Lots of support for second T.O. team

LANCE HORNBY, SUN MEDIA

, Last Updated: 8:35 AM ET

Renewed talk of a second NHL team in Southern Ontario, specifically the GTA, is not causing any sabre rattling from the Maple Leafs' nearest rival, but it has some folks in Mississauga jumping with anticipation.

Larry Quinn, managing partner and minority owner of the Buffalo Sabres, says he'll keep "an open mind" on two GTA clubs, the same approach he says he had in a summer of uncertainty when it seemed the Phoenix Coyotes might set up in Hamilton and take a bite out of their Canadian market.

"Obviously, Toronto is the centre of the hockey universe, so draw your own conclusions about a second team (being a success)," Quinn said yesterday. "I've said the same thing, whether it pertains to a team in Toronto, Hamilton or Australia: If the league has a plan, we'll listen."

Ottawa Senators owner Eugene Melnyk declined to comment to Sun Media.

With the Coyotes staying in Arizona for the time being, the league now appears more agreeable to expanding or relocating into Southern Ontario -- on its terms, not those of maverick billionaire Jim Balsillie.

NHL deputy commissioner Bill Daly said this week he has begun to see the inevitability of a second team, as long as the move makes business sense. He doubted the Leafs would suffer financial hardship and that a majority league vote would be the final say about Leaf objections.

Leafs president Brian Burke already said his team would back any sound league business plan regarding two teams, which would likely include a payoff to the Leafs to settle territorial infringement.

The City of Vaughan, north of Toronto, tried to be first in line for a team when ex-Leaf and former NHL ref Kevin Maguire met with Daly in April on behalf of a potential ownership group that was eyeing land at Hwy 427 and Hwy 7. Others believe an arena can be built inside Toronto's borders, somewhere near the northern terminus of TTC subway lines.

Acting Mississauga Mayor Nando Iannicca made a pitch for his city of 700,000 to be considered, too,

"Where else?," Iannicca asked last night. "The airport is here, the infastructure is here, the fans from Hamilton and Buffalo would be closer and you could have a venue near one of the highways."

Iannicca said his council has heard from some parties exploring a team in Mississauga, but nothing concrete developed while the NHL-Balsillie fight raged.

That might change now.

Daly effectively sent Hamilton back to the starting line by saying Copps Coliseum did not meet modern NHL requirements for maximum revenue streams.
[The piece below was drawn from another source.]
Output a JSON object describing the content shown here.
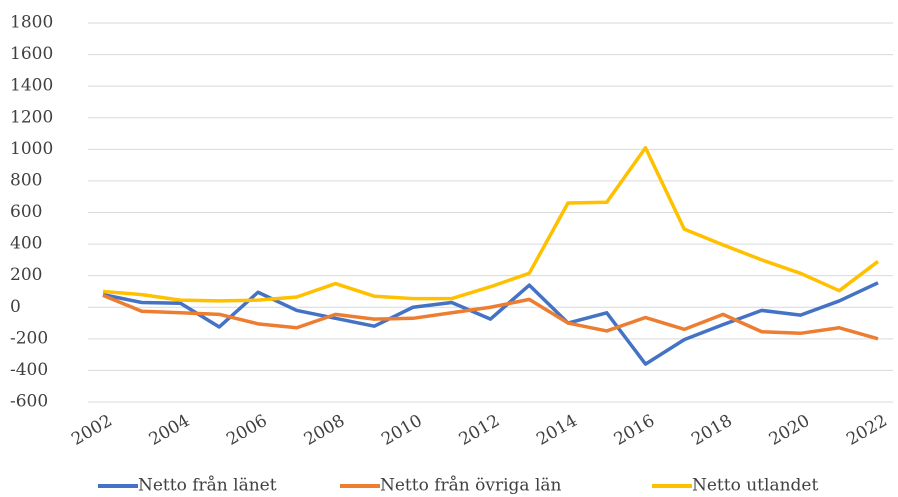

Carolina Hurricanes general manager Jim Rutherford, a former Leaf who was raised in the area, thinks the Original Six club won't lose any fans.

T.O. IS LIKE NEW YORK

"It will be the same as baseball in New York," Rutherford predicted. "The Yankees will always be No. 1, even if the Mets have good teams.

"You can have successful second teams here and win Stanley Cups like New Jersey does, but the Rangers will always be the No. 1 team in that market."

Leafs players raised in the GTA were very supportive of the idea.

"We were all talking about it today ... look at New York," said Whitby's Wayne Primeau. "You can see it happening. There are so many hockey fans here."

Oakville-born John Mitchell said: "The pie is big enough. If the right business proposal is there, a second team would support itself. But I don't know if it would take Maple Leaf fans away."